A notice filed with the state said 229 employees would be affected by the closure in Middletown, and a Clarios spokeswoman said that the company was not planning on closing any other of its more than 50 sites. The employees are represented by Middletown-based United Auto Workers (UAW) Local 1516. The union was not immediately available to comment.
The company’s statement said it will offer opportunities to move to the Middletown distribution center or other facilities, adding that “in limited cases where opportunities are not available, we will compensate fairly.”
Middletown Mayor Ken Branner said that Clarios notified the town of its decision but didn’t offer any additional insight as to its reasoning. He noted that the company said it was working with the state Department of Labor, the UAW, the governor’s office, and Delaware’s Congressional delegation in its plans to close the facility.
Although Clarios did not blame the coronavirus pandemic’s impact for the plant’s closure, Brookfield Business Partners CEO Cyrus Madon told investors in a quarterly earnings call Wednesday that the crisis has hit the company hard, shuttering production for periods worldwide.
“Management is focused on mitigating financial impacts by adjusting production and scaling labor and other costs to demand. At the plants this included eliminating over time, utilizing temporary staffing, reducing shifts in lines and temporarily idling production,” Brookfield Chief Operating Officer Denis Turcotte added.
In a Thursday statement, U.S. Sen. Tom Carper (D-Del.) offered his help to the affected Clarios workers and said that the pandemic had played a part in the closure.
“The news that Middletown’s Clarios battery plant will close this fall is a devastating blow to the employees and their families, and a body blow to the economy of Delaware. These are good manufacturing jobs for employees,” the senator said in a statement. “In this unprecedented time, I know that businesses are having to make tough choices. Unfortunately, this closure, accelerated by COVID-19, is a stark reminder of the economic challenges we are facing. Even more importantly, it is yet another reminder of the all-too-real impacts that this pandemic is having on our friends and neighbors. Too many moms, dads, brothers and sisters have suddenly fallen on tough times through no fault of their own, and we must be there for them to help them regain their footing and rebuild.”

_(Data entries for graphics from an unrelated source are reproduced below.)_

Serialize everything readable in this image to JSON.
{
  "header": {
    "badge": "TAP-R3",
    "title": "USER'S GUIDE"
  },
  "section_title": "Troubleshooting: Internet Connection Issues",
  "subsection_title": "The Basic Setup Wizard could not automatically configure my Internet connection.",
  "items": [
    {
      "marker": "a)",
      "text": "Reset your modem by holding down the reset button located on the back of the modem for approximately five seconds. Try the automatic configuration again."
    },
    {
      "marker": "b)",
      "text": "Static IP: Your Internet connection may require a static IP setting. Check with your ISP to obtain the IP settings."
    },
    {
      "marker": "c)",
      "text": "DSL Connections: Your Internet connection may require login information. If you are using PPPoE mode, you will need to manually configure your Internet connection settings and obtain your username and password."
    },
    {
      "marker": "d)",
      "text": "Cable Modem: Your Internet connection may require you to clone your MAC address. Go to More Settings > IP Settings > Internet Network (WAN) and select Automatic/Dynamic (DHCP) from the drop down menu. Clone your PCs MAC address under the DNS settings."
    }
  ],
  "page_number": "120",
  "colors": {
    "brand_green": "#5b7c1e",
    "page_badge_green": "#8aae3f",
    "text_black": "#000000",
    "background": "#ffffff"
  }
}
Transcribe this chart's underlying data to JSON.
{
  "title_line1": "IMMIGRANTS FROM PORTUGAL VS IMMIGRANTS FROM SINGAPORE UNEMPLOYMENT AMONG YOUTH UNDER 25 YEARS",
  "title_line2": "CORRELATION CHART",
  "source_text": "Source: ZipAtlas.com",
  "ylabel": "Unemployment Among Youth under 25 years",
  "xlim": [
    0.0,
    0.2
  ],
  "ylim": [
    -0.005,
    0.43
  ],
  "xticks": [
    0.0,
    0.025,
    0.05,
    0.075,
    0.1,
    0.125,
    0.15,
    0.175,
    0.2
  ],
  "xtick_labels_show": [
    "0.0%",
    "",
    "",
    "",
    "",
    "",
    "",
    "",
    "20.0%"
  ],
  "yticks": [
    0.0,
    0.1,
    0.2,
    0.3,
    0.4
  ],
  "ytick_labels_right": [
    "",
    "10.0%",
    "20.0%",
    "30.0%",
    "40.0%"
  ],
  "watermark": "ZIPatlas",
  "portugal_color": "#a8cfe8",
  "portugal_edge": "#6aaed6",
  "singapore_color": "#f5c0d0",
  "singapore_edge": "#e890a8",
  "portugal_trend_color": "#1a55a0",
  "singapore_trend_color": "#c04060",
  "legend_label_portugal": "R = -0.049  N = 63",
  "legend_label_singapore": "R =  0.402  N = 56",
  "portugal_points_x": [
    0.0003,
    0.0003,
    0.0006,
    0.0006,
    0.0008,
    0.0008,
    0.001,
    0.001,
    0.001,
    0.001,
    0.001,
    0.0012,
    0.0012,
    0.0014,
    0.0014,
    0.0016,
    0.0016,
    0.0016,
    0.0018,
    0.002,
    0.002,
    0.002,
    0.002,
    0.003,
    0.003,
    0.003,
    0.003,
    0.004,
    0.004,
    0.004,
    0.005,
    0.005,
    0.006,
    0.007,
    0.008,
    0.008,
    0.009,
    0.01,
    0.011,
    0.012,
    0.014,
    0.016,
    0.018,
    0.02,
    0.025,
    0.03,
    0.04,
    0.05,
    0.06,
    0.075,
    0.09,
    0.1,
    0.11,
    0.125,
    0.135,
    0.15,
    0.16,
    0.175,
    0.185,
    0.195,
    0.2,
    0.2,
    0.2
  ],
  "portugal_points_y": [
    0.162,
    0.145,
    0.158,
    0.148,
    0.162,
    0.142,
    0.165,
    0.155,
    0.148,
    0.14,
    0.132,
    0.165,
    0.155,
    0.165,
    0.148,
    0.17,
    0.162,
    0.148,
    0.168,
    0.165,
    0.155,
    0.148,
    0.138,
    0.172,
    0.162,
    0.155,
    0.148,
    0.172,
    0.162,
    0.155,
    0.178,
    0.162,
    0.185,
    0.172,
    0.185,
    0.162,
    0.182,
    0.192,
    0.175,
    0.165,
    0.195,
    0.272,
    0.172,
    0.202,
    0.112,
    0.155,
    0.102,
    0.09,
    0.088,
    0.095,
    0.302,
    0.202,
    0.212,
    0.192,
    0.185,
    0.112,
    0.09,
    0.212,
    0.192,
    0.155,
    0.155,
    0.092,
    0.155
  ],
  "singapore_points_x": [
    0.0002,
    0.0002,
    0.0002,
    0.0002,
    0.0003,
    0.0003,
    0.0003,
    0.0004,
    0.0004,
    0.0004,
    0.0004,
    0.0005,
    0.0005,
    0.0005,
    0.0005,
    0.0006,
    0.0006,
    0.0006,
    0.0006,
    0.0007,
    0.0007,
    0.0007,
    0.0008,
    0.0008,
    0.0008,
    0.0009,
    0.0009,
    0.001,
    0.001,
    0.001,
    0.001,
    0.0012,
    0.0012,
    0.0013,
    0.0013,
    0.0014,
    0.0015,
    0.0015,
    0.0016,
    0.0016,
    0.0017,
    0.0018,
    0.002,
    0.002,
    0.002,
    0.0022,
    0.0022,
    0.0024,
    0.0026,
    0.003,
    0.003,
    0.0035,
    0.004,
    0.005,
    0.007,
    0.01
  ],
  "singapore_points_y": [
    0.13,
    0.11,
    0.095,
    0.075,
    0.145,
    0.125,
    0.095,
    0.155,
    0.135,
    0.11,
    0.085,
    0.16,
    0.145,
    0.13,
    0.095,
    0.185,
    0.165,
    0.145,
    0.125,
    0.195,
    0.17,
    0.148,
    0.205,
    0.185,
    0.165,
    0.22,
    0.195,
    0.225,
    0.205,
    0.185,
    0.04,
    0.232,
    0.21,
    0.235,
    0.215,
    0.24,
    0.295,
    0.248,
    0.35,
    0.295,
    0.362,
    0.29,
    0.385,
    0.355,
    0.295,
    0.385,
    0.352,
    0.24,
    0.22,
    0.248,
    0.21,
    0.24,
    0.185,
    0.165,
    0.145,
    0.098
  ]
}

The Delaware assembly plant produces millions of after-market lead-acid car battery “cores” each year, which are then filled with electrolyte and tested at the company’s distribution center in Middletown. Upon completion, the batteries end up in automotive retail stores.
Clarios produces about a third of all vehicle batteries worldwide, but its primary products are lead-acid batteries. In order to stay competitive, Clarios has begun branching out into two segments that diverged from the Middletown plant’s focus.
It is attempting to corner a part of the lead-acid battery market known as absorbent glass mat (AGM), which is usefully for commercial vehicles. As other plants converted to AGM assembly, the traditional lead-acid work was sent to Middletown.
With electric vehicles also growing in popularity, the company partnered with Toshiba to begin producing a lithium-ion battery for such vehicles at a Michigan plant.
The decision to shutter the Middletown plant comes less than three years after it completed a $43 million expansion of the facility, upgrading equipment and building an addition to the facility that dates at least to the 1950s. That project was supported by a $1.29 million incentive package approved by Delaware’s Council on Development Finance in March 2016, which reimbursed the company for 3% of construction costs.
Another $346,000 grant was supposed to subsidize the creation of 83 new, full-time positions at the battery plant once the addition was finished in 2017, but it’s unclear whether the company met those benchmarks. At the time, the extra positions would have pushed total employment at the plant to more than 400 employees.
Under the terms of the state’s incentive package, the company was required to retain 347 employees through Dec. 31, 2021. Cessation of operations is grounds for the state to declare default on the grant and require repayment, although it’s unclear whether Clarios could claim its distribution center as a continuation of its operations.